According to the reading a narrative can be a single simple fame and can convey the same message which it goes on later to show with a great example which is a very common thing drawn by children. For some reason I've always believed narratives to be too complicated for children which the more I think about it is a ridiculous assumption. Since they were able to talk my nieces have told me stories, non-stop, seemingly endless stories about the most mundane things you could think of, and these stories are also shown in their drawings.

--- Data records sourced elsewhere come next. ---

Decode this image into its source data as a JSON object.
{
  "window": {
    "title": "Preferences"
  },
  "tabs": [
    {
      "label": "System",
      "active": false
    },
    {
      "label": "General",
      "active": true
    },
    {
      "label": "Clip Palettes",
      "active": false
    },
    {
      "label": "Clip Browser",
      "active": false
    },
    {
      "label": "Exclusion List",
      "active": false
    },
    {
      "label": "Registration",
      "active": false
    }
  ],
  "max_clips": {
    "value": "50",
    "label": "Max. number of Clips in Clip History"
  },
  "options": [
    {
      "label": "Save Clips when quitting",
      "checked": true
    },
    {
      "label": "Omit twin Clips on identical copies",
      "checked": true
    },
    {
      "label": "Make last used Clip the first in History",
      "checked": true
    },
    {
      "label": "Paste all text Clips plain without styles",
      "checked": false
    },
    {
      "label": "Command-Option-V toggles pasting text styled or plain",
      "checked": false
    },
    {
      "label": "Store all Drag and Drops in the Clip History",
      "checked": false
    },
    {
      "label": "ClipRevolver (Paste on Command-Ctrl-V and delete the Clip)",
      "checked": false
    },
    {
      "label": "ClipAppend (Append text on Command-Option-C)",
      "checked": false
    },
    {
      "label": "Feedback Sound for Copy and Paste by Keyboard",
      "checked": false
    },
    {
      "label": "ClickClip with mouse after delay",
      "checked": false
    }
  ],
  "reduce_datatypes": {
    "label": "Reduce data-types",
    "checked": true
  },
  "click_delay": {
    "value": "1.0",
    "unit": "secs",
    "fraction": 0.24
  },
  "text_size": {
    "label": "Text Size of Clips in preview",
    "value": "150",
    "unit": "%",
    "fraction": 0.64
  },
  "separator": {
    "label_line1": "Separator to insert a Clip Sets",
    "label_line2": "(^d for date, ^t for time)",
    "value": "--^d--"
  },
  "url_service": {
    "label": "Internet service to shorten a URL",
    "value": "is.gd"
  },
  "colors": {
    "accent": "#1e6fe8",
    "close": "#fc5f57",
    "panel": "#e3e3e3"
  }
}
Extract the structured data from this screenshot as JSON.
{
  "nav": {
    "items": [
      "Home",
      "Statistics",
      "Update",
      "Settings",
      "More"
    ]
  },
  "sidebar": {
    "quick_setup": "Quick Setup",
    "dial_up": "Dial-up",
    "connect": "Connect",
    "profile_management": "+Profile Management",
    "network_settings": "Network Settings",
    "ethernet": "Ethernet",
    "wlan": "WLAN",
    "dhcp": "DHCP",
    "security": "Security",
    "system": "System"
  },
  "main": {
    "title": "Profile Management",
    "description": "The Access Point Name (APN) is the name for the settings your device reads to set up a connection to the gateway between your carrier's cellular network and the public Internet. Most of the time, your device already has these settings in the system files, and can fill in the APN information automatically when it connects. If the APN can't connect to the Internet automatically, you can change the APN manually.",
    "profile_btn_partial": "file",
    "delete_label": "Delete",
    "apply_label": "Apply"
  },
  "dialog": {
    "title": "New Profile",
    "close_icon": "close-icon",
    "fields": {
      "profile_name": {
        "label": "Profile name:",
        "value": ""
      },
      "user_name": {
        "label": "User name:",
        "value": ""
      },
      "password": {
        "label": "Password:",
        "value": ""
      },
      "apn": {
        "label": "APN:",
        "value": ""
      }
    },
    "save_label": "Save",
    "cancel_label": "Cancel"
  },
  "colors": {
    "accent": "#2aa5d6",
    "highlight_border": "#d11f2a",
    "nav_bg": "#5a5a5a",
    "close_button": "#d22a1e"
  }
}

The meaning as a metaphor reminded me of the symbolic art drawn by younger children on a much more sophisticated level. The younger child's art may look like something crazy and incomprehensible but represent a very real thing, while the art in this book is a very real item that may represent something intangible, such as a baseball glove representing the love of a father. This is something that I have not seen very much of in children's art but more in the art of adolescents and usually high school students.The last meaning, expressive, is something with which I have always struggled with. It is a style that amazes me, the idea that you can convey so much emotion through an image is amazing, but not something that I fully understand. Hopefully through this experience I will gain a greater understanding as to why everyone, at least in this culture, interprets a certain type of line to be angry, or playful, or sad.
I completely agree with the difficulty you talked about creating an emotion or meaning through lines. When drawing something that doesn't have a lot of meaning to you, how do you express something? For instance, I had a class where we only drew boxes and lines. How do you represent something meaningful in such trivial objects?